Putting the end-user first: Usability Testing

by | 29 Jan 2021

The design of a feature is a complex multifaceted process that starts from the idea and ends with the project ready to use by the end-users. The idea is an answer to an existing issue that requires solution.

Why We Need Usability Testing

The biggest challenge we face is to understand how the individual human thinks and how they will interact with the product we deliver. There is no perfect solution, right or wrong answer, ideal path to take – the best way to verify if designer’s hypothesis is right is to test it.

Usability testing in the very early stages helps to determine the direction of the design process and verify its steps, meaning the testing should be done early and repeated often. It is important to focus on two factors – the target users and type of the test to better understand the way to archive concrete goals.

What UX challenges do we face?

On the GemEx Engine® platform we focus to deliver every feature with the best user experience possible – by performing multiple usability tests we try to understand how the user thinks and analyse the information. The most important thing is to help the user to perform the tasks with success by improving the efficiency of the page, intuitiveness, an easy learning experience, but also recovering from errors.

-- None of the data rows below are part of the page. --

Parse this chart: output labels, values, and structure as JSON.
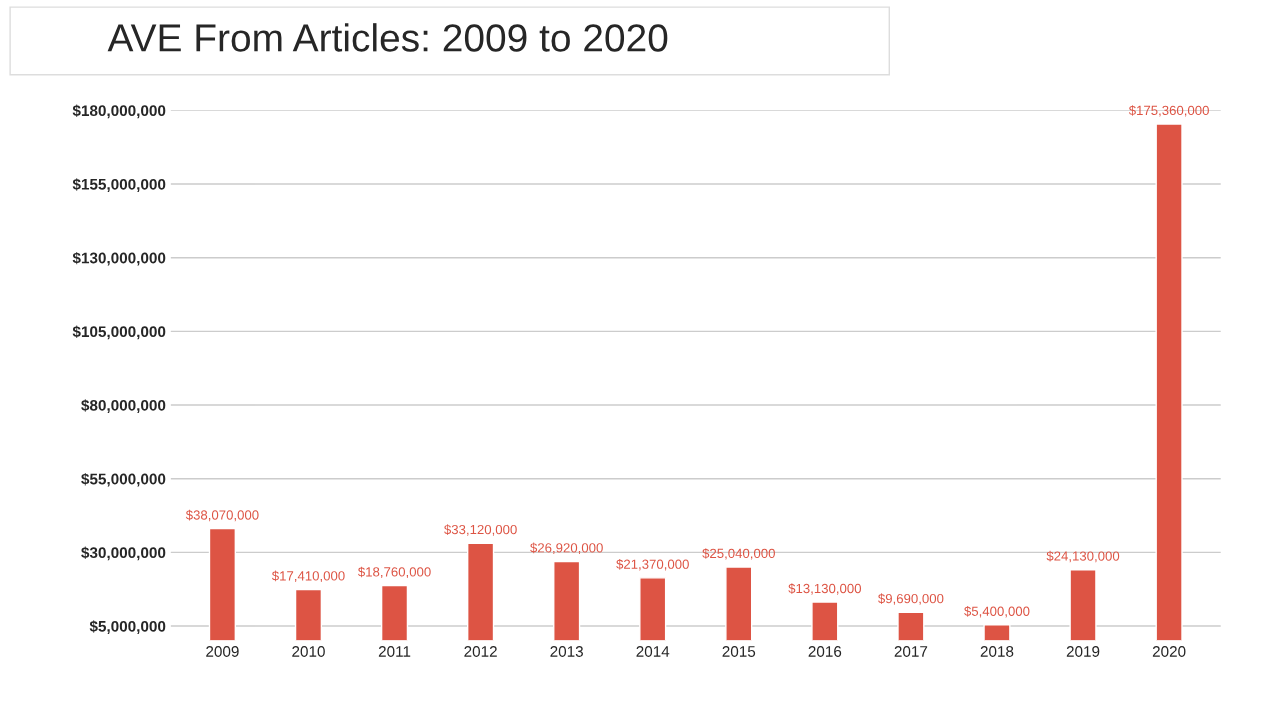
{
  "chart_data": {
    "type": "bar",
    "title": "AVE From Articles: 2009 to 2020",
    "categories": [
      "2009",
      "2010",
      "2011",
      "2012",
      "2013",
      "2014",
      "2015",
      "2016",
      "2017",
      "2018",
      "2019",
      "2020"
    ],
    "values": [
      38070000,
      17410000,
      18760000,
      33120000,
      26920000,
      21370000,
      25040000,
      13130000,
      9690000,
      5400000,
      24130000,
      175360000
    ],
    "value_labels": [
      "$38,070,000",
      "$17,410,000",
      "$18,760,000",
      "$33,120,000",
      "$26,920,000",
      "$21,370,000",
      "$25,040,000",
      "$13,130,000",
      "$9,690,000",
      "$5,400,000",
      "$24,130,000",
      "$175,360,000"
    ],
    "color": "#dd5444",
    "ylim": [
      0,
      180000000
    ],
    "yticks": [
      {
        "value": 5000000,
        "label": "$5,000,000"
      },
      {
        "value": 30000000,
        "label": "$30,000,000"
      },
      {
        "value": 55000000,
        "label": "$55,000,000"
      },
      {
        "value": 80000000,
        "label": "$80,000,000"
      },
      {
        "value": 105000000,
        "label": "$105,000,000"
      },
      {
        "value": 130000000,
        "label": "$130,000,000"
      },
      {
        "value": 155000000,
        "label": "$155,000,000"
      },
      {
        "value": 180000000,
        "label": "$180,000,000"
      }
    ],
    "grid": "y",
    "legend": false
  }
}
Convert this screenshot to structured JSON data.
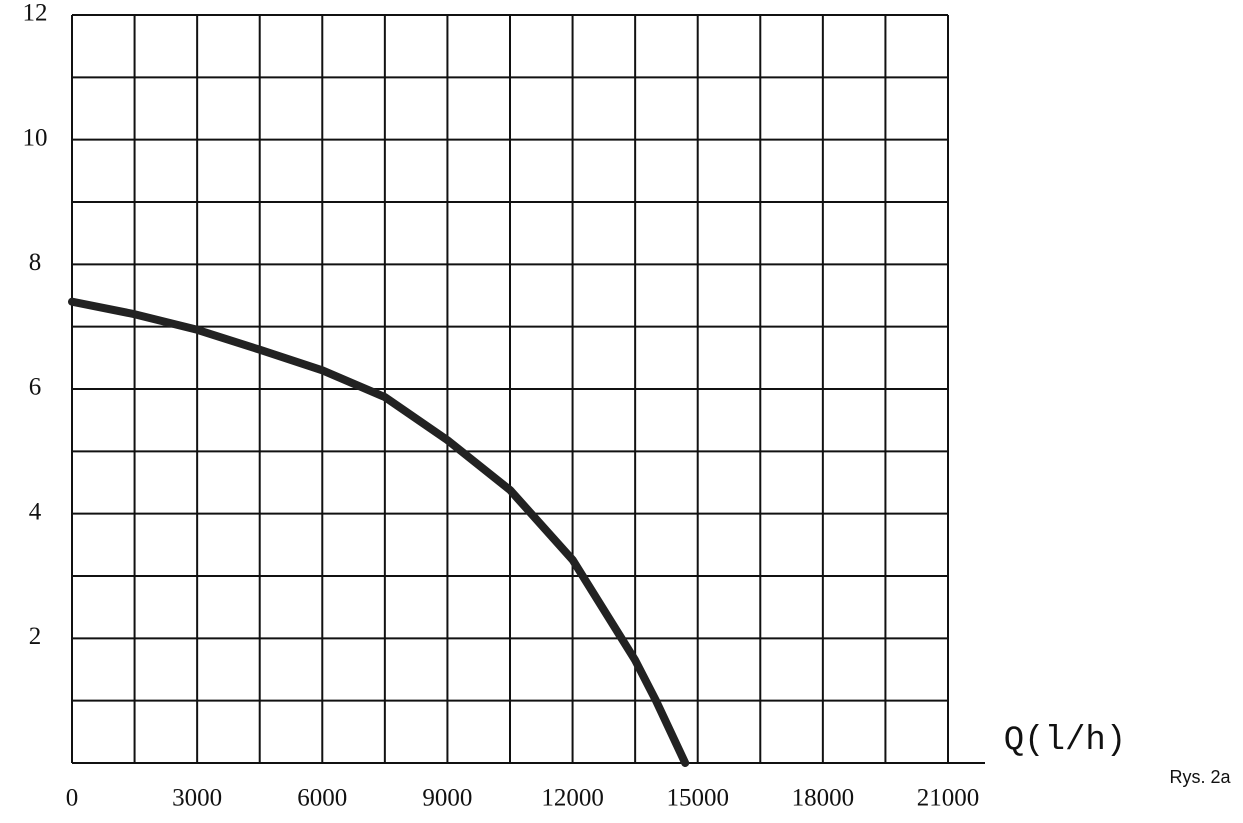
{
  "chart_data": {
    "type": "line",
    "x_label": "Q(l/h)",
    "note": "Rys. 2a",
    "x": [
      0,
      1500,
      3000,
      4500,
      6000,
      7500,
      9000,
      10500,
      12000,
      13500,
      14000,
      14700
    ],
    "series": [
      {
        "color": "#222222",
        "values": [
          7.4,
          7.2,
          6.95,
          6.63,
          6.3,
          5.87,
          5.18,
          4.38,
          3.26,
          1.65,
          1.0,
          0
        ]
      }
    ],
    "xlim": [
      0,
      21000
    ],
    "xticks": [
      0,
      3000,
      6000,
      9000,
      12000,
      15000,
      18000,
      21000
    ],
    "x_minor_ticks": [
      1500,
      4500,
      7500,
      10500,
      13500,
      16500,
      19500
    ],
    "ylim": [
      0,
      12
    ],
    "yticks": [
      2,
      4,
      6,
      8,
      10,
      12
    ],
    "y_minor_ticks": [
      1,
      3,
      5,
      7,
      9,
      11
    ],
    "grid": true
  }
}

Our platform offers wide range of data alongside complicated terms related to the technology we use, that’s why the key is to make it legible and clear for the user, but most importantly – not overwhelming them, thereby decreasing user satisfaction. The product has to be usable and accessible, but always with the best experience for the users.

How we improve our UX

One example of a recent feature from the GemEx platform was creating the taxonomy system and applying the categories to the points to better describe the digital twin of the building. This feature has been tested multiple times from the very beginning to understand the best solution on how to do it, how we can reuse certain commonly used patterns in web design and apply them in our system.

We have performed multiple tasks on a couple of versions of our prototypes with 2 main groups of users – one of them are people who know very well the GemEx platform and the other is the group of people who had really low experience and knowledge about the system. The goal of each stage of the tests was slightly different – from finding the best way to reuse the common pattern – ‘tag’, understand the tagging process and the value for the user to improve it when doing the action on a different number of points.

We measure key points to review the value of each prototype, such as creation time of a new point in a hierarchy, applying tags to the new item, applying tags in certain time in the past to existing ones, applying or removing multiple tags at once.

This way we understand that the tagging process is easy to learn, but also the design is clear and memorable so the user at any point of it knows where they are and can effectively perform it in a shortest way possible.

We learn from the usability testing how applying improvements and ideas from one usability test to another can effectively decrease the time of the digital twin creation.

Users were able in the last round of testing to perform the same task in 40 seconds less than during the first stage of testing. This way we’re able to save almost 3 hours of installation time on an average building that houses 500 points on GemEx platform. Saving our platform administrators time and improving the user experience.